By Krystal Smalley
ksmalley@wbcowqel.com

In a world of smaller budgets and fewer grants, local government entities took the initiative to work together to receive grant funding.

The Crawford County commissioners and the Bucyrus and Galion mayors met with Barbara Richards, the Housing Grants Director for the Ohio Regional Development Corp, Tuesday morning to discuss the partnership the three entities are forming to receive Community Housing Impact and Preservation (CHIP) grants. CHIP grants assist communities in preserving and improving affordable housing for low- and moderate- income Ohioans.

A few years ago, when Crestline was still a city, the area received nearly $2 million in CHIP grants. Since then, Crestline has become a village and budgets across the state have been slashed and grants reduced. According to Richards, the Fiscal Year 2014 CHIP grant for the entire county could be nearly half of what it was a few years ago, coming in at over $900,000.

“It is a major cut to the small city,” Richards said. “You already felt the cut in the last go round,” Richards stated.

“Since they’re partnering, each city will get $350,000 and the county will get half of the county amount,” Richards explained.

“Everybody coming together is just a way of kind of streamlining the process,” said Richards. “All the grant is going to be right here in one spot. So they can come to one spot and apply no matter where they live.”

Richards said they won’t be funneling the grant money in different ways by taking this approach.

“In the end, like they said, if there’s funds left over, they’re not going to be penalized for sending them back to the state because they don’t like to give money back,” Richards said. “So we can kind of divvy them up between the jurisdictions then.”

The county will have to designate how the funds will be awarded among each jurisdiction before submitting the application. Eligible project categories include rehabilitation assistance, repair assistance, homeownership assistance, and tenant-based rental assistance.

The application is competitive and based on various criteria but Richards noted that rural communities, which were more distressed, saw more funding during the last go round. Richards said the program does award points for collaboration among the jurisdictions and with other programs within the county.

No matter how many points the partnership receives, however, it is still capped at a certain amount.

Galion Mayor Tom O’Leary found issue with the reduced number of categories for which they could use the funds, most notably with the absence of the emergency monthly housing assistance.

“I really have a lot of issues with this decision,” O’Leary said. “It’s very problematic in the small communities. The number of families who are doubled up or tripled up or bundled up, that don’t have the resources of their own rental.”

Even with the changes and reductions, Bucyrus Mayor Roger Moore said it has been beneficial to those who have taken advantage of the CHIP program.

“I think what you find is, it takes—for lack of a better word—your low- to medium- income people that really struggle, they want to be a homeowner, they’ve worked all their life to be a homeowner, they just need that extra boost,” said Moore, who has a history in real estate. “This allows them that extra boost to get in that home. And what you’re going to find is they’re likely to be the ones that stay there the whole 30 years the mortgage on is.”

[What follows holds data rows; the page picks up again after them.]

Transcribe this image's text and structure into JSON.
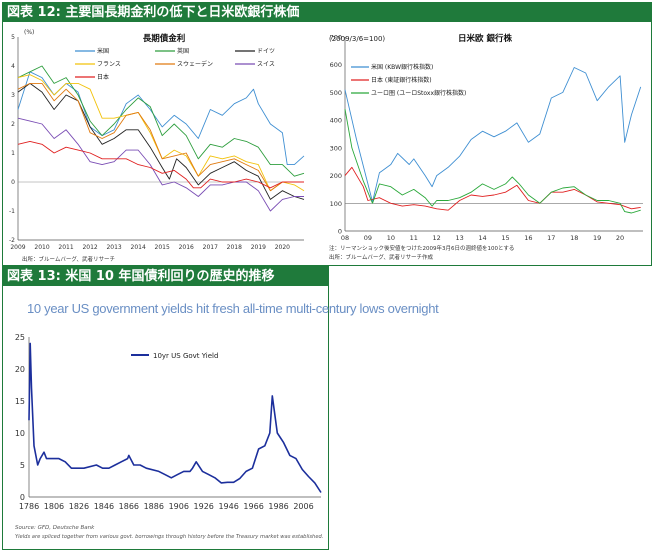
{
  "fig12": {
    "banner": "図表 12: 主要国長期金利の低下と日米欧銀行株価",
    "left_chart": {
      "title": "長期債金利",
      "unit": "(%)",
      "source": "出所：ブルームバーグ、武者リサーチ"
    },
    "right_chart": {
      "title": "日米欧 銀行株",
      "unit": "(2009/3/6=100)",
      "note1": "注：リーマンショック後安値をつけた2009年3月6日の週終値を100とする",
      "note2": "出所：ブルームバーグ、武者リサーチ作成"
    }
  },
  "fig13": {
    "banner": "図表 13: 米国 10 年国債利回りの歴史的推移",
    "subtitle": "10 year US government yields hit fresh all-time multi-century lows overnight",
    "source": "Source: GFD, Deutsche Bank",
    "footnote": "Yields are spliced together from various govt. borrowings through history before the Treasury market was established."
  },
  "colors": {
    "banner_green": "#1f7a3b",
    "us": "#3f8fd2",
    "uk": "#2e9e3e",
    "germany": "#222222",
    "france": "#f2c20b",
    "sweden": "#e07a10",
    "swiss": "#7a4db4",
    "japan": "#e02020",
    "eurozone": "#2aa83a",
    "us_yield": "#1c2f9c"
  },
  "chart_data": [
    {
      "type": "line",
      "title": "長期債金利",
      "ylabel": "(%)",
      "x_ticks": [
        "2009",
        "2010",
        "2011",
        "2012",
        "2013",
        "2014",
        "2015",
        "2016",
        "2017",
        "2018",
        "2019",
        "2020"
      ],
      "y_ticks": [
        "5",
        "4",
        "3",
        "2",
        "1",
        "0",
        "-1",
        "-2"
      ],
      "ylim": [
        -2,
        5
      ],
      "xlim": [
        2009.0,
        2020.9
      ],
      "grid": false,
      "legend": "top",
      "series": [
        {
          "name": "米国",
          "color_key": "us",
          "x": [
            2009.0,
            2009.5,
            2010.0,
            2010.5,
            2011.0,
            2011.5,
            2012.0,
            2012.5,
            2013.0,
            2013.5,
            2014.0,
            2014.5,
            2015.0,
            2015.5,
            2016.0,
            2016.5,
            2017.0,
            2017.5,
            2018.0,
            2018.5,
            2018.8,
            2019.0,
            2019.5,
            2020.0,
            2020.2,
            2020.5,
            2020.9
          ],
          "values": [
            2.5,
            3.8,
            3.6,
            3.0,
            3.4,
            3.1,
            1.9,
            1.6,
            1.8,
            2.7,
            3.0,
            2.5,
            1.9,
            2.3,
            2.0,
            1.5,
            2.5,
            2.3,
            2.7,
            2.9,
            3.2,
            2.7,
            2.0,
            1.7,
            0.6,
            0.6,
            0.9
          ]
        },
        {
          "name": "英国",
          "color_key": "uk",
          "x": [
            2009.0,
            2009.5,
            2010.0,
            2010.5,
            2011.0,
            2011.5,
            2012.0,
            2012.5,
            2013.0,
            2013.5,
            2014.0,
            2014.5,
            2015.0,
            2015.5,
            2016.0,
            2016.5,
            2017.0,
            2017.5,
            2018.0,
            2018.5,
            2019.0,
            2019.5,
            2020.0,
            2020.5,
            2020.9
          ],
          "values": [
            3.6,
            3.8,
            4.0,
            3.4,
            3.6,
            3.0,
            2.1,
            1.6,
            2.0,
            2.5,
            2.9,
            2.6,
            1.6,
            2.0,
            1.6,
            0.8,
            1.3,
            1.2,
            1.5,
            1.4,
            1.2,
            0.6,
            0.6,
            0.2,
            0.3
          ]
        },
        {
          "name": "ドイツ",
          "color_key": "germany",
          "x": [
            2009.0,
            2009.5,
            2010.0,
            2010.5,
            2011.0,
            2011.5,
            2012.0,
            2012.5,
            2013.0,
            2013.5,
            2014.0,
            2014.5,
            2015.0,
            2015.3,
            2015.6,
            2016.0,
            2016.5,
            2017.0,
            2017.5,
            2018.0,
            2018.5,
            2019.0,
            2019.5,
            2020.0,
            2020.5,
            2020.9
          ],
          "values": [
            3.1,
            3.4,
            3.1,
            2.5,
            3.0,
            2.8,
            1.9,
            1.3,
            1.5,
            1.8,
            1.8,
            1.2,
            0.5,
            0.1,
            0.8,
            0.5,
            -0.1,
            0.3,
            0.5,
            0.7,
            0.4,
            0.2,
            -0.6,
            -0.3,
            -0.5,
            -0.6
          ]
        },
        {
          "name": "フランス",
          "color_key": "france",
          "x": [
            2009.0,
            2009.5,
            2010.0,
            2010.5,
            2011.0,
            2011.5,
            2012.0,
            2012.5,
            2013.0,
            2013.5,
            2014.0,
            2014.5,
            2015.0,
            2015.5,
            2016.0,
            2016.5,
            2017.0,
            2017.5,
            2018.0,
            2018.5,
            2019.0,
            2019.5,
            2020.0,
            2020.5,
            2020.9
          ],
          "values": [
            3.6,
            3.7,
            3.5,
            3.0,
            3.4,
            3.4,
            3.2,
            2.2,
            2.2,
            2.3,
            2.4,
            1.7,
            0.8,
            1.1,
            0.9,
            0.2,
            0.9,
            0.8,
            0.9,
            0.7,
            0.6,
            -0.3,
            0.0,
            -0.1,
            -0.3
          ]
        },
        {
          "name": "スウェーデン",
          "color_key": "sweden",
          "x": [
            2009.0,
            2009.5,
            2010.0,
            2010.5,
            2011.0,
            2011.5,
            2012.0,
            2012.5,
            2013.0,
            2013.5,
            2014.0,
            2014.5,
            2015.0,
            2015.5,
            2016.0,
            2016.5,
            2017.0,
            2017.5,
            2018.0,
            2018.5,
            2019.0,
            2019.5,
            2020.0,
            2020.5,
            2020.9
          ],
          "values": [
            3.2,
            3.4,
            3.4,
            2.8,
            3.2,
            2.8,
            1.7,
            1.5,
            1.7,
            2.3,
            2.4,
            1.8,
            0.8,
            0.9,
            1.0,
            0.2,
            0.6,
            0.7,
            0.8,
            0.6,
            0.4,
            -0.3,
            0.0,
            0.0,
            0.0
          ]
        },
        {
          "name": "スイス",
          "color_key": "swiss",
          "x": [
            2009.0,
            2009.5,
            2010.0,
            2010.5,
            2011.0,
            2011.5,
            2012.0,
            2012.5,
            2013.0,
            2013.5,
            2014.0,
            2014.5,
            2015.0,
            2015.5,
            2016.0,
            2016.5,
            2017.0,
            2017.5,
            2018.0,
            2018.5,
            2019.0,
            2019.5,
            2020.0,
            2020.5,
            2020.9
          ],
          "values": [
            2.2,
            2.1,
            2.0,
            1.5,
            1.8,
            1.3,
            0.7,
            0.6,
            0.7,
            1.1,
            1.1,
            0.6,
            -0.1,
            0.0,
            -0.2,
            -0.5,
            -0.1,
            -0.1,
            0.0,
            0.0,
            -0.3,
            -1.0,
            -0.6,
            -0.5,
            -0.5
          ]
        },
        {
          "name": "日本",
          "color_key": "japan",
          "x": [
            2009.0,
            2009.5,
            2010.0,
            2010.5,
            2011.0,
            2011.5,
            2012.0,
            2012.5,
            2013.0,
            2013.5,
            2014.0,
            2014.5,
            2015.0,
            2015.5,
            2016.0,
            2016.3,
            2016.6,
            2017.0,
            2017.5,
            2018.0,
            2018.5,
            2019.0,
            2019.5,
            2020.0,
            2020.5,
            2020.9
          ],
          "values": [
            1.3,
            1.4,
            1.3,
            1.0,
            1.2,
            1.1,
            1.0,
            0.8,
            0.8,
            0.8,
            0.6,
            0.5,
            0.3,
            0.4,
            0.1,
            -0.2,
            -0.2,
            0.1,
            0.0,
            0.0,
            0.1,
            0.0,
            -0.2,
            0.0,
            0.0,
            0.0
          ]
        }
      ]
    },
    {
      "type": "line",
      "title": "日米欧 銀行株",
      "ylabel": "(2009/3/6=100)",
      "x_ticks": [
        "08",
        "09",
        "10",
        "11",
        "12",
        "13",
        "14",
        "15",
        "16",
        "17",
        "18",
        "19",
        "20"
      ],
      "y_ticks": [
        "700",
        "600",
        "500",
        "400",
        "300",
        "200",
        "100",
        "0"
      ],
      "ylim": [
        0,
        700
      ],
      "xlim": [
        2008.0,
        2021.0
      ],
      "grid": false,
      "legend": "top-left",
      "series": [
        {
          "name": "米国 (KBW銀行株指数)",
          "color_key": "us",
          "x": [
            2008.0,
            2008.5,
            2009.0,
            2009.2,
            2009.5,
            2010.0,
            2010.3,
            2010.8,
            2011.0,
            2011.5,
            2011.8,
            2012.0,
            2012.5,
            2013.0,
            2013.5,
            2014.0,
            2014.5,
            2015.0,
            2015.5,
            2016.0,
            2016.5,
            2017.0,
            2017.5,
            2018.0,
            2018.5,
            2019.0,
            2019.5,
            2020.0,
            2020.2,
            2020.5,
            2020.9
          ],
          "values": [
            510,
            330,
            170,
            105,
            210,
            240,
            280,
            240,
            260,
            200,
            160,
            200,
            230,
            270,
            330,
            360,
            340,
            360,
            390,
            320,
            350,
            480,
            500,
            590,
            570,
            470,
            520,
            560,
            320,
            420,
            520
          ]
        },
        {
          "name": "日本 (東証銀行株指数)",
          "color_key": "japan",
          "x": [
            2008.0,
            2008.3,
            2008.8,
            2009.0,
            2009.5,
            2010.0,
            2010.5,
            2011.0,
            2011.5,
            2012.0,
            2012.5,
            2013.0,
            2013.5,
            2014.0,
            2014.5,
            2015.0,
            2015.5,
            2016.0,
            2016.5,
            2017.0,
            2017.5,
            2018.0,
            2018.5,
            2019.0,
            2019.5,
            2020.0,
            2020.5,
            2020.9
          ],
          "values": [
            200,
            230,
            160,
            110,
            120,
            100,
            90,
            95,
            90,
            80,
            75,
            110,
            130,
            125,
            130,
            140,
            165,
            110,
            100,
            140,
            140,
            150,
            130,
            105,
            100,
            95,
            80,
            85
          ]
        },
        {
          "name": "ユーロ圏 (ユーロStoxx銀行株指数)",
          "color_key": "eurozone",
          "x": [
            2008.0,
            2008.3,
            2008.8,
            2009.2,
            2009.5,
            2010.0,
            2010.5,
            2011.0,
            2011.5,
            2011.8,
            2012.0,
            2012.5,
            2013.0,
            2013.5,
            2014.0,
            2014.5,
            2015.0,
            2015.3,
            2015.6,
            2016.0,
            2016.5,
            2017.0,
            2017.5,
            2018.0,
            2018.5,
            2019.0,
            2019.5,
            2020.0,
            2020.2,
            2020.5,
            2020.9
          ],
          "values": [
            440,
            300,
            180,
            100,
            170,
            160,
            130,
            150,
            120,
            90,
            110,
            110,
            120,
            140,
            170,
            150,
            170,
            195,
            170,
            130,
            100,
            140,
            155,
            160,
            130,
            110,
            110,
            100,
            70,
            65,
            75
          ]
        }
      ]
    },
    {
      "type": "line",
      "title": "",
      "legend_label": "10yr US Govt Yield",
      "x_ticks": [
        "1786",
        "1806",
        "1826",
        "1846",
        "1866",
        "1886",
        "1906",
        "1926",
        "1946",
        "1966",
        "1986",
        "2006"
      ],
      "y_ticks": [
        "25",
        "20",
        "15",
        "10",
        "5",
        "0"
      ],
      "ylim": [
        0,
        25
      ],
      "xlim": [
        1786,
        2020
      ],
      "grid": false,
      "legend": "top-center",
      "series": [
        {
          "name": "10yr US Govt Yield",
          "color_key": "us_yield",
          "x": [
            1786,
            1787,
            1788,
            1790,
            1793,
            1795,
            1798,
            1800,
            1805,
            1810,
            1815,
            1820,
            1825,
            1830,
            1840,
            1845,
            1850,
            1855,
            1860,
            1865,
            1866,
            1870,
            1875,
            1880,
            1890,
            1895,
            1900,
            1905,
            1910,
            1915,
            1917,
            1920,
            1925,
            1930,
            1935,
            1940,
            1945,
            1950,
            1955,
            1960,
            1965,
            1970,
            1975,
            1979,
            1981,
            1985,
            1990,
            1995,
            2000,
            2005,
            2010,
            2015,
            2020
          ],
          "values": [
            12,
            24,
            17,
            8,
            5,
            6,
            7,
            6,
            6,
            6,
            5.5,
            4.5,
            4.5,
            4.5,
            5,
            4.5,
            4.5,
            5,
            5.5,
            6,
            6.5,
            5,
            5,
            4.5,
            4,
            3.5,
            3,
            3.5,
            4,
            4,
            4.5,
            5.5,
            4,
            3.5,
            3,
            2.2,
            2.3,
            2.3,
            2.9,
            4.0,
            4.5,
            7.5,
            8,
            10,
            15.8,
            10,
            8.5,
            6.5,
            6,
            4.3,
            3.2,
            2.2,
            0.7
          ]
        }
      ]
    }
  ]
}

The CHIP program allows those individuals to get out of apartment living or out of living with their parents, Moore explained.

“It’s a win-win for us,” Moore said. “I just don’t support the assistance on the rental and there’s various reasons.”

Moore and O’Leary both cited concerns over slumlords during the meeting but Moore conceded that there were also decent landlords in the area, too.

The county, as the grantee, will have the ability to have an extra $225,000, which is a portion of the next round. Crawford County had already been funded $400,000 for FY 2013 but, because the county is needed in the partnership, the program will be granting the extra funds to the county for taking on the responsibility.

The commissioners saw the concerns of receiving extra funds when they already have trouble allotting the funds within the county. It was noted that the majority of the applicants are from the cities within Crawford County, though “it is like pulling teeth” to pass the funds out within the county.

“Our needs in the county are not as great as what they are (in the city),” said Commissioner Jenny Vermillion.

“If the need is within the cities and not so much within the county spectrum, what’s the possibility of tapping that county money for the city?” Moore asked Richards.

She said she will find out more on whether the additional $225,000 could be used within the city.

The CHIP application must be submitted by June 6. The funds will have to be spent over two years.